通い慣れた高校を前に和泉は立ち竦む。呉林が振り返る。
「和泉」
名前を呼ばれただけなのに、まるで死刑宣告を受けたような気分になる。
和泉の予想に反して、呉林が向かった先は校舎ではなく職員専用の駐車場だった。
戸惑いながらも、促されるまま車の助手席に乗り込む。
なぜ呉林は車を学校に置いたまま、あの百貨店にいたのだろう。
そんなおかしな疑問にさえ気付けずに、和泉は彼のテリトリーに連れ込まれた。
◇ ◇ ◇ ◇ ◇ ◇ ◇
マンションの駐車場に車を停めると、呉林はほとんど無言のまま、視線と仕草だけで和泉を従わせて部屋へ入る。
ドアの横の表札に呉林とあったので、彼の住む部屋なのだろう。
廊下を進み、奥のドアへと向かう。一歩足を踏み入れて和泉は戸惑う。
ベッドと造りつけのクローゼット。どう見ても寝室だった。
「ドアを閉めて、こちらへ」
ベッドの側に立ち、壁に緩く背をあずけた格好で呉林が指示する。
「……あの、」
さすがになにかおかしいと気付いて、和泉は問うように呉林を見る。
だが、呉林はそれを黙殺する。
「聞こえなかった?」
淡々とした声なのに和泉はぞっとする。なかへ入り、後ろ手にドアを閉める。緩慢な動作で呉林に近付いていく。三メートルほどの距離を置いて足を止める。
呉林は次の指示を出した。
「脱ぎなさい」
「…………え?」
なにをいわれたのかわからず、和泉は思わず聞き返す。いや、そうではない。自分が聞き間違えたのだと思い、もう一度確認したのだ。
「次はないよ。脱ぎなさい」
呉林ははっきりと命じた。
和泉は狼狽する。聞き間違いではない。脱げ、と。呉林は確かにそういった。
「な……んで」
そういいかけてはっとする。もしかして、呉林は和泉がまだほかにもなにか万引きをしていないかと、それを疑っているのだろうか。

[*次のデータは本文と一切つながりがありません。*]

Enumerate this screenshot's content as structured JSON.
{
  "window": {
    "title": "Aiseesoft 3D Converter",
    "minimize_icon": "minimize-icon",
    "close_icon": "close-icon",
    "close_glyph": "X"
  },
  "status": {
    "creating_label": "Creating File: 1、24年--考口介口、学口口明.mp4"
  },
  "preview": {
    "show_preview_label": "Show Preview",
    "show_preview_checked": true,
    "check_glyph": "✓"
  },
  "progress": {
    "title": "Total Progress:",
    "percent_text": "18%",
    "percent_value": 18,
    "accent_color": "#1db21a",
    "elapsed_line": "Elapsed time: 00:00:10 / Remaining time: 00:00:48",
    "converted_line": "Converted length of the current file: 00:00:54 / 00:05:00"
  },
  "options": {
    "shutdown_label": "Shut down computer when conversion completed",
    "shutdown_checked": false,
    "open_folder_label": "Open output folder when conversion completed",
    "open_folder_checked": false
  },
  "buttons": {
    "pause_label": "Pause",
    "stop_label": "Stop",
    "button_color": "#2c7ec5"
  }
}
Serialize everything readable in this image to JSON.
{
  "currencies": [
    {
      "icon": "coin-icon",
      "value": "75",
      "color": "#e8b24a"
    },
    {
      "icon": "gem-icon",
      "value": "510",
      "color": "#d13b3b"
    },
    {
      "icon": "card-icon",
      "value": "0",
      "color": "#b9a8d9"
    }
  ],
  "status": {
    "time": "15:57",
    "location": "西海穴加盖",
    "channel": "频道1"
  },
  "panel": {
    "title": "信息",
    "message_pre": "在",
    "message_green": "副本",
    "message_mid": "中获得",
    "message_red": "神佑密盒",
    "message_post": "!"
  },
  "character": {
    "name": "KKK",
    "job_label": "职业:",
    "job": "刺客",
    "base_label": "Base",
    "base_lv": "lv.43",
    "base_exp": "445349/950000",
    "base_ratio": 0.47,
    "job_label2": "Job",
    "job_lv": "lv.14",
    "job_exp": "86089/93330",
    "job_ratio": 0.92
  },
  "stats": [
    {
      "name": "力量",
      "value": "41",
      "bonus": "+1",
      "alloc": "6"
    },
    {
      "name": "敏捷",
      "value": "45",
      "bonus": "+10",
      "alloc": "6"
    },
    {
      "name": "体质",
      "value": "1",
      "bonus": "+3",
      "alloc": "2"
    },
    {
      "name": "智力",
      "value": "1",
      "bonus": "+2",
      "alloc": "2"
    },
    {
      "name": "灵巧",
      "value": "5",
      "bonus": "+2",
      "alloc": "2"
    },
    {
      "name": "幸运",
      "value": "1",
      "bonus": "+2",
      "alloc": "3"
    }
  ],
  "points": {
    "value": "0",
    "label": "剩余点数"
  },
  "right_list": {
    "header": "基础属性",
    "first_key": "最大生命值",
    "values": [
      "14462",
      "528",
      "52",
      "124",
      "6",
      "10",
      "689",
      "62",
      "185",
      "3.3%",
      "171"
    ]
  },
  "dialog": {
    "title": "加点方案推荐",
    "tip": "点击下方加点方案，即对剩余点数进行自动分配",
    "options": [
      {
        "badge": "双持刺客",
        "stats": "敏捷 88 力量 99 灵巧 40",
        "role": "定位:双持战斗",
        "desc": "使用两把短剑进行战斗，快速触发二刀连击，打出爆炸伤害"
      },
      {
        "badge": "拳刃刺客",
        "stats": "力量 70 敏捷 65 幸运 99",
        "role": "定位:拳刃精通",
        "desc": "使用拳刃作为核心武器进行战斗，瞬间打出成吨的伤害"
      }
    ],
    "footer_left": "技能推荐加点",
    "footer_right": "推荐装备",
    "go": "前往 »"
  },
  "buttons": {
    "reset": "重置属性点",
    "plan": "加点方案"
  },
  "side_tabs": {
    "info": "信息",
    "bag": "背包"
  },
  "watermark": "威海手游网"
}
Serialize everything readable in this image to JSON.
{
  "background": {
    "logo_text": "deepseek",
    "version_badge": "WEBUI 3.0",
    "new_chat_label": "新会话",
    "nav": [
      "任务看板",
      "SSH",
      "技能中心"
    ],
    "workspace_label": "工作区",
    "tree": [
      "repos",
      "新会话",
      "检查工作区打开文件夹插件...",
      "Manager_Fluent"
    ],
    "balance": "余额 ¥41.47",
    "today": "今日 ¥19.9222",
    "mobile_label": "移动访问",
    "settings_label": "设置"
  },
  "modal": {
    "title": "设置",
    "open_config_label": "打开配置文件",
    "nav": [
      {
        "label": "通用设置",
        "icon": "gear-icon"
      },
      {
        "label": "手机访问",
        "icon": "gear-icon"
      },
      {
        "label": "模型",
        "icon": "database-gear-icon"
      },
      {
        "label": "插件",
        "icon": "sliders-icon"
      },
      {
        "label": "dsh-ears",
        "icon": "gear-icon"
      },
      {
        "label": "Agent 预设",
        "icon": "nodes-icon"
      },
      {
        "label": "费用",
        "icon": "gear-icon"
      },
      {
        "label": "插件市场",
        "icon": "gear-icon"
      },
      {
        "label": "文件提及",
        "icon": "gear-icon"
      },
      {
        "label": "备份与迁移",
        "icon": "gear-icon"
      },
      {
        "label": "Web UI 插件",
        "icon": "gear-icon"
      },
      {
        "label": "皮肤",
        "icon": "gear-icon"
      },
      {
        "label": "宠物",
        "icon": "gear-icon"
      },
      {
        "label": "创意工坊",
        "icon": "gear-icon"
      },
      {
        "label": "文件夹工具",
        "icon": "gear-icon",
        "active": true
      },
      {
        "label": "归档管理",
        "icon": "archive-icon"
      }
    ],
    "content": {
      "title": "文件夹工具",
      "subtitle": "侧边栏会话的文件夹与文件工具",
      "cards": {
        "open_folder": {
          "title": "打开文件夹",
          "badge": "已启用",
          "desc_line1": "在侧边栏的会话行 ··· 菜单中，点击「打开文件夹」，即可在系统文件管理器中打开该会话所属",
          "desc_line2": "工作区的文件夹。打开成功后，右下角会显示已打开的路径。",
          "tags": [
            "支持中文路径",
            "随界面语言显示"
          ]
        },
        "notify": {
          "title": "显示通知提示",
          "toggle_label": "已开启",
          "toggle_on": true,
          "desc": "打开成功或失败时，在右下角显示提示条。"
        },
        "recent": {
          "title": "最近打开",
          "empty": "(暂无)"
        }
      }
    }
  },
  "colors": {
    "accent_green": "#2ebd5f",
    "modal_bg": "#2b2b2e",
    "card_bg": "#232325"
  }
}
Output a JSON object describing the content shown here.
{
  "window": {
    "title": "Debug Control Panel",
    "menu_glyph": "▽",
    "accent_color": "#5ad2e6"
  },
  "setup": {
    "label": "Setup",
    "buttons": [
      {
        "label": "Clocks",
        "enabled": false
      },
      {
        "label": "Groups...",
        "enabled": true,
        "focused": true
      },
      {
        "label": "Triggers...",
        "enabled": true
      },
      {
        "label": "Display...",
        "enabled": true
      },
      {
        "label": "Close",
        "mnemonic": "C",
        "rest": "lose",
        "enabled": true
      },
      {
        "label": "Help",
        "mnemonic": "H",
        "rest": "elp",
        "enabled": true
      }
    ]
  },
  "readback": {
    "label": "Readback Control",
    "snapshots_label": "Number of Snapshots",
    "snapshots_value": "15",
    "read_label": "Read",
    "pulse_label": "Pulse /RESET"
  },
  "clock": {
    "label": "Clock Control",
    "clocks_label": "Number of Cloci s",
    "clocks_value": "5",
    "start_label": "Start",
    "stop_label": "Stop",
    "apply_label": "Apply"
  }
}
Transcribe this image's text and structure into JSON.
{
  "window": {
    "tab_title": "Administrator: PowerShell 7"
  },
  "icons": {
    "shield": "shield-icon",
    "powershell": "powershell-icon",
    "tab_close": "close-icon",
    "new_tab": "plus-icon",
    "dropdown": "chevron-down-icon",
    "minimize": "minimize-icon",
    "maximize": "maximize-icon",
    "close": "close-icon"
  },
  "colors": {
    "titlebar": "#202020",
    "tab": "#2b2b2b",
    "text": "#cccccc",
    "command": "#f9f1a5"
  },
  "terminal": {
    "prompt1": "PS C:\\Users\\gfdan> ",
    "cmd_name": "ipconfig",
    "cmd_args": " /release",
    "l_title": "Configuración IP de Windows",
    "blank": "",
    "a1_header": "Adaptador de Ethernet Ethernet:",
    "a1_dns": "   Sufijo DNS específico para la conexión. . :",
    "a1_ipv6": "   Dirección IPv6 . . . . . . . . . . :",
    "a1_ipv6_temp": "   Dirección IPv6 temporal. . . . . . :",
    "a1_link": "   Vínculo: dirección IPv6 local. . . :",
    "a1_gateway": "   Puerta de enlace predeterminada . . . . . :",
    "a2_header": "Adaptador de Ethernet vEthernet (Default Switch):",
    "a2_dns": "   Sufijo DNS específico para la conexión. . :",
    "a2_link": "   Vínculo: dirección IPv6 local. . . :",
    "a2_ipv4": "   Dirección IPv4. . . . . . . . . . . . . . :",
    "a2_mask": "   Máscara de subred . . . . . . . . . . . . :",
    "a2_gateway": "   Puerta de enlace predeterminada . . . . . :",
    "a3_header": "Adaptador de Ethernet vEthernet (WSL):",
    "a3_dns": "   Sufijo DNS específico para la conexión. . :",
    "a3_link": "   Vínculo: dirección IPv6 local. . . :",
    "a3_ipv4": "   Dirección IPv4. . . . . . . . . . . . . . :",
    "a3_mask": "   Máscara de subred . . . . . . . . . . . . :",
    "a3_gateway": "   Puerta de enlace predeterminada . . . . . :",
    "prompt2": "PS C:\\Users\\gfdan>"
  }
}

服のなかに隠していないかと、それを確認するためにいっているのかもしれない。
「先生、おれ、ほかにはなにも……盗っていません。本当です」
震える声で必死に訴えるが、呉林はまったく反応を示さない。俯いて唇を噛みしめる和泉に、冷ややかな声がいった。
「次はないと、そういっただろう」
――怖い。
呉林は化学教師で、和泉の担任でもなんでもない。授業で顔を合わせる程度で、まともに言葉を交わしたのも、今日がはじめてだった。
呉林は淡々と授業をこなす。決して声を荒げたり、ましてや暴力をふるうようなことはない。
どうしてだろう。その呉林が怖くてたまらない。
俯いたまま、和泉は詰め襟の釦に手をかけた。